A European Commission spokesperson said in an email on Monday that Cambodian authorities had been “made aware” of the progress that was needed to keep the EBA privileges.
Travouillon said that in the past Hun Sen and his government have “regularly succeeded in making small concessions for big returns in engaging with critical Western donors and governments.”
“Releasing Kem Sokha to retain the EBA seems to fit this strategy,” she said.
Monovithya said the E.U. had made it “crystal clear that Kem Sokha’s release is key” so it was up to the government to decide whether to respond to the E.U.’s recommendations.
But in June this year, ruling CPP spokesman Sok Eysan dismissed E.U. calls on Cambodia to “show real, credible improvement” on human and labor rights if it wanted to avoid losing the EBA.
“We have done nothing wrong, so I don’t think we need to do anything,” Eysan told RFA’s Khmer service, adding that the government was reforming to “compete with free export markets … when the EBA is lifted.”
The CPP spokesman said the EU’s “intention” was to force Cambodia to release Sokha and revive the “dead opposition party” so it could “join future elections.”
CNRP leaders have said their goals include securing Sokha’s release and a genuine dialogue between the CPP and the opposition, as well as leading an arms-free “people-power” movement that could force Hun Sen’s resignation.
While Sochua told VOD last week that there were no backchannels of communication between the ruling CPP and the CNRP, neither Rainsy nor Monovithya directly answered questions about whether government officials and the outlawed opposition were in contact about the terms of a possible release of Sokha, which could allow Cambodia to maintain the EBA agreement.
Monovithya said the question missed the mark and that there was no point in Phnom Penh negotiating with the CNRP.
“There’s no reason for the [Cambodian] regime to talk to anyone from the opposition now when it’s the EU that holds the whip,” she said.
“The EBA agreement is between the CPP government and the E.U. Whatever action the E.U. takes is based directly on the regime’s behaviors in respecting the terms of that agreement,” Monovithya added.
“Why would the regime ‘deal’ with the opposition?”
With EBA withdrawal potentially going into effect next year, the country faced “possible economic turmoil…yet you’re focusing on this nonsense,” Monovithya said.
The World Bank has said that the impact of Cambodia losing its duty-free access to the European market could be at least $514-654 million.

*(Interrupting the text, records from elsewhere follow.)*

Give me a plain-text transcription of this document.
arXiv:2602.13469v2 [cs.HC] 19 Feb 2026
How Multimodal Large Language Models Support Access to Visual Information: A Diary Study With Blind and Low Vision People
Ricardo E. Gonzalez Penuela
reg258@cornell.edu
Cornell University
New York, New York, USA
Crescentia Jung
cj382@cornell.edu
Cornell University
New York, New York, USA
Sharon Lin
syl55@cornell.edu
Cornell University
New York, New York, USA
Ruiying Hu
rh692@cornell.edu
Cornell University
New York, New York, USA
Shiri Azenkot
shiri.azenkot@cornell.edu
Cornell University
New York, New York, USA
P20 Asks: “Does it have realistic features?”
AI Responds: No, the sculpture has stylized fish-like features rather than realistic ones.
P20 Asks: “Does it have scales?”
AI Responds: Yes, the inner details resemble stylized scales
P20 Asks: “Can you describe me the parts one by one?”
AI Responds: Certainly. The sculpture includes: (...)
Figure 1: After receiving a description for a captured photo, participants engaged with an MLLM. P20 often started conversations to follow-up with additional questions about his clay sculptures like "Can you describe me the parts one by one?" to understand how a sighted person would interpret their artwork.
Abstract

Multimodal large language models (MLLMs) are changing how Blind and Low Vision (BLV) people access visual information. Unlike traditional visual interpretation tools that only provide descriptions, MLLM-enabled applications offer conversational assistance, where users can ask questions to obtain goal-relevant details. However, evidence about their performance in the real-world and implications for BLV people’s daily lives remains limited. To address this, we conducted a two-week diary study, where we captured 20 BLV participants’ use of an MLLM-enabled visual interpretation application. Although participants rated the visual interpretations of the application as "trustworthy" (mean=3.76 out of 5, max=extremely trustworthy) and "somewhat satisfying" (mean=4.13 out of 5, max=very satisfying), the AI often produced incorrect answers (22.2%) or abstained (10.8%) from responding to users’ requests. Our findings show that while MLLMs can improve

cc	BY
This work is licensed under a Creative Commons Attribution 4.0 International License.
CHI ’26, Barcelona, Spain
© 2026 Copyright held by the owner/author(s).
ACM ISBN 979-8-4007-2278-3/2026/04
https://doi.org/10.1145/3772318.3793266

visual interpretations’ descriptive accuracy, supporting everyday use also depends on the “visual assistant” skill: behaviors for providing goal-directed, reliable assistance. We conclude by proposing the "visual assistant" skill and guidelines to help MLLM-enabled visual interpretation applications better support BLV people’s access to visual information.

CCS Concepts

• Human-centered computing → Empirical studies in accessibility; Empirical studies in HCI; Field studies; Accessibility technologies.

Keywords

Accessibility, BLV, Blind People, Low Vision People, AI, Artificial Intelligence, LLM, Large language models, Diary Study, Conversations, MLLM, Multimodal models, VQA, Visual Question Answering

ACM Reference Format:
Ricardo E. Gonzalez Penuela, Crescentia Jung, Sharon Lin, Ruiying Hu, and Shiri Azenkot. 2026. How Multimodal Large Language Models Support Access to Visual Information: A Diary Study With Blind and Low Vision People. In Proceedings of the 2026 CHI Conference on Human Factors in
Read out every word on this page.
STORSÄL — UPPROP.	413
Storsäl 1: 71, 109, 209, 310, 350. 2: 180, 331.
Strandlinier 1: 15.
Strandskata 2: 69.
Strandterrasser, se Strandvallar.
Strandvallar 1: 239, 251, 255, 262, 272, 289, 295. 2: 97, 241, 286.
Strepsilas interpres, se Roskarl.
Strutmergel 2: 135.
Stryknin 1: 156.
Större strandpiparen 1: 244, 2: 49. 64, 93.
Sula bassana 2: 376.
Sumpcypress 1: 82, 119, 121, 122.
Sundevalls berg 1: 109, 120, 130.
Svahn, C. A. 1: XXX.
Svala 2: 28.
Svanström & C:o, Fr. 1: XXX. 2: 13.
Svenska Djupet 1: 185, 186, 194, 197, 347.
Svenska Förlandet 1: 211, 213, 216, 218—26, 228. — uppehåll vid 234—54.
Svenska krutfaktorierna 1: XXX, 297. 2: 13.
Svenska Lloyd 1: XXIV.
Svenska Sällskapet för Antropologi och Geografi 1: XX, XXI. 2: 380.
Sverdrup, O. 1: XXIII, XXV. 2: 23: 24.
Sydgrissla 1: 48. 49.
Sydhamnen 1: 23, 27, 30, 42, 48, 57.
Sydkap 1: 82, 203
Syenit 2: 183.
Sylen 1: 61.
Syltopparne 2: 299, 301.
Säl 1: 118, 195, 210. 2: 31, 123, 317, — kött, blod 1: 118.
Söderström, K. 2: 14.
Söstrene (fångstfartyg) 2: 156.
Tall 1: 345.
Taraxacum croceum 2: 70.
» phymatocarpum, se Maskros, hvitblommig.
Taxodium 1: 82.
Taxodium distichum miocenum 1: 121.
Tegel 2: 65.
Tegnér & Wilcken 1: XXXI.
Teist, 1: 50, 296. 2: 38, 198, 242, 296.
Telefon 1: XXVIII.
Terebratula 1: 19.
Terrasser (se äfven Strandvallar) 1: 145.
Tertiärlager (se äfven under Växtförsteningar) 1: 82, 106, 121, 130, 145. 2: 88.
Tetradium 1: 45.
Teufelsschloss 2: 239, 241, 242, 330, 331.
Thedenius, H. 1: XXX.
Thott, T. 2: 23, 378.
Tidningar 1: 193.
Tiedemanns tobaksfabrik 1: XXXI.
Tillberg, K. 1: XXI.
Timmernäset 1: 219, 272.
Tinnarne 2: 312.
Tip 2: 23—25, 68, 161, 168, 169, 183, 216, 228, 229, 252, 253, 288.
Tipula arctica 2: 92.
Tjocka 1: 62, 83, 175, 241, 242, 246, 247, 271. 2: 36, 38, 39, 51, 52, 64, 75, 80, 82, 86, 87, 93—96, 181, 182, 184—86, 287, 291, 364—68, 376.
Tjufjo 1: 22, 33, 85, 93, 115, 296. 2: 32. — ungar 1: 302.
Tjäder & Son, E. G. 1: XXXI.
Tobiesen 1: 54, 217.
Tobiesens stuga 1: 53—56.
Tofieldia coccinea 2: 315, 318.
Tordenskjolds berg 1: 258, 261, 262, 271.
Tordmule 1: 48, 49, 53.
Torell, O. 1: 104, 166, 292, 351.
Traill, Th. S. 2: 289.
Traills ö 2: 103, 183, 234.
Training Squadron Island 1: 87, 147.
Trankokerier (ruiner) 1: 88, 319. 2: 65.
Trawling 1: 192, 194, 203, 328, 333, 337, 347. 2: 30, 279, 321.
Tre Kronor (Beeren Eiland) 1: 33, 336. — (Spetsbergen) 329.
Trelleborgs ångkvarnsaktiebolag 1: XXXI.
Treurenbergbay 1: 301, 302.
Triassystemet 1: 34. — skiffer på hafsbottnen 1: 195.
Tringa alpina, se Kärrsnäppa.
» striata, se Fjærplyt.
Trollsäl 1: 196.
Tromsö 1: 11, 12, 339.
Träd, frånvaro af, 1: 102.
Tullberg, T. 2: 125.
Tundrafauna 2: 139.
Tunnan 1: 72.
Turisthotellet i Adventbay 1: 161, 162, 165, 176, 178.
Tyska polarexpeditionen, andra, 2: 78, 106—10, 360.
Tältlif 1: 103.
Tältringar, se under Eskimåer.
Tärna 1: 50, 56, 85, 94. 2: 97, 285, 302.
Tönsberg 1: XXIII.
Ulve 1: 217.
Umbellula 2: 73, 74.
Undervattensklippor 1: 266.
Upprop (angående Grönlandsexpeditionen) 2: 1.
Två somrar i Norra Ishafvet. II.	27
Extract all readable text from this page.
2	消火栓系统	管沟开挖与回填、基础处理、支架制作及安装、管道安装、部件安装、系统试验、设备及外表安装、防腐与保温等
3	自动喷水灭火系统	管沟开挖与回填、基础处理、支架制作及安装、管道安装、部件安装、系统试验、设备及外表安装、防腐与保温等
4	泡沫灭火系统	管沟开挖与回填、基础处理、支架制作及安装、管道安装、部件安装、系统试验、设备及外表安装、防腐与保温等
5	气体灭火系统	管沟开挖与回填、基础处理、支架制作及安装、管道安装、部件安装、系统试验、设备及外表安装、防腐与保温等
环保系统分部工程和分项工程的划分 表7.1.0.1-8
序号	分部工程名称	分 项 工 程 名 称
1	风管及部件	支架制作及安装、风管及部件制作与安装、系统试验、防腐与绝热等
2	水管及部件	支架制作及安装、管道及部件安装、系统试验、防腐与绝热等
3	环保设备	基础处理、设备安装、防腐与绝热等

Suspension could result in garment factory closures and layoffs, affecting hundreds of thousands of workers in the sector.
For the CNRP senior leadership who has promised a homecoming, being stopped at Cambodia’s border was the best-case scenario, both Travouillon and political analyst Ou Virak said.
“If they board a plane and the Cambodian authorities deny this plane permission to land, it will demonstrate their commitment and provide them with the narrative they need,” Travouillon said. “The question is: Will the Cambodian government do them this favour?”
Virak predicted that November 9 would be “an uneventful date.”
Monovithya’s assessment of the slim likelihood of Rainsy’s return was “mostly accurate,” he said.
“I think Sam Rainsy likely won’t be coming to Thailand. He will use the hype to energize his base in South Korea. My guess is that is where he will land a week or two before” November 9, Virak said in an email.
He predicted that Sochua may try to enter Cambodia over a land border and could be stopped in Thailand, but he doubted Rainsy or vice-president Eng Chhai Eang would try the same thing.
“The likely scenario is there will be confusion of what has been truly happening with all these figures but none of them will end up in Cambodia or Cambodia’s jails,” Virak said.
Regarding Monovithya’s critique of her party’s senior leaders, Virak said her statements were no surprise. Her views have been well known publicly, he said.
“Most opposition observers would notice all these barrages of back and forth between the Sam Rainsy and Kem Sokha camps,” he added. “They have been equally brutal against each other as they are with the ruling party.”